Abstract

This study examines the U.S.-China trade dynamics focusing on the leading commodity imports and exports in both manufacturing (SITC 5–8) and crude materials (SITC2) sectors at SITC 3-digit level. The effect of real income of China and the U.S., bilateral real exchange rates and its volatility, U.S. investment, the “third country” exchange risk effect, and the role of financial deepening and human capital investment are evaluated using 2000–2016 quarterly data. The Autoregressive Distributed Lag (ARDL) model results for the U.S. inpayments and outpayments indicate that real exchange rates play the most significant role, affecting most commodities in both the short-and long-run, with the expected signs.

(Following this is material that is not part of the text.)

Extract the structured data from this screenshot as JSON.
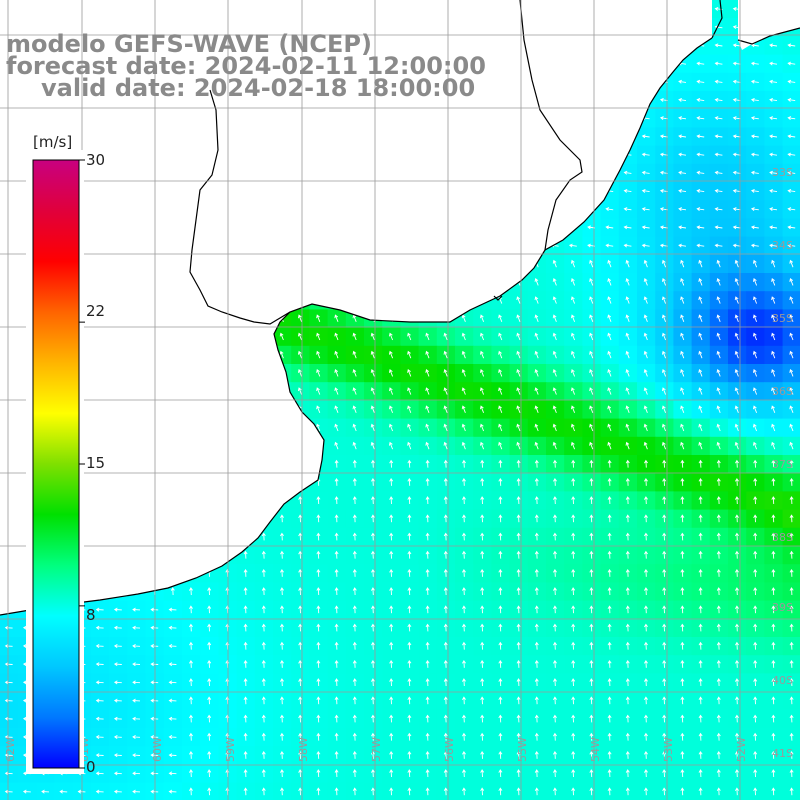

While the relationship of most U.S. commodity exports and imports with the real income of both China and the U.S. have the expected long-run positive effect, the average responsiveness of the U.S. imports to U.S. real income is larger than that of the U.S. exports’ response to Chinese real income. This, combined with the relatively larger exchange rate elasticity value for the U.S. exports, suggests a greater U.S.-China trade deficit following the real appreciation of the yuan, which is consistent with the actual post-2005 trade experience. Both the real exchange rate volatility measures and the U.S. foreign direct investment in China are found to have a limited significant relationship with both U.S. commodity imports and exports. Although financial deepening and education affect trade in both directions, the positive influence of human capital is consistent and evident across most affected commodity cases.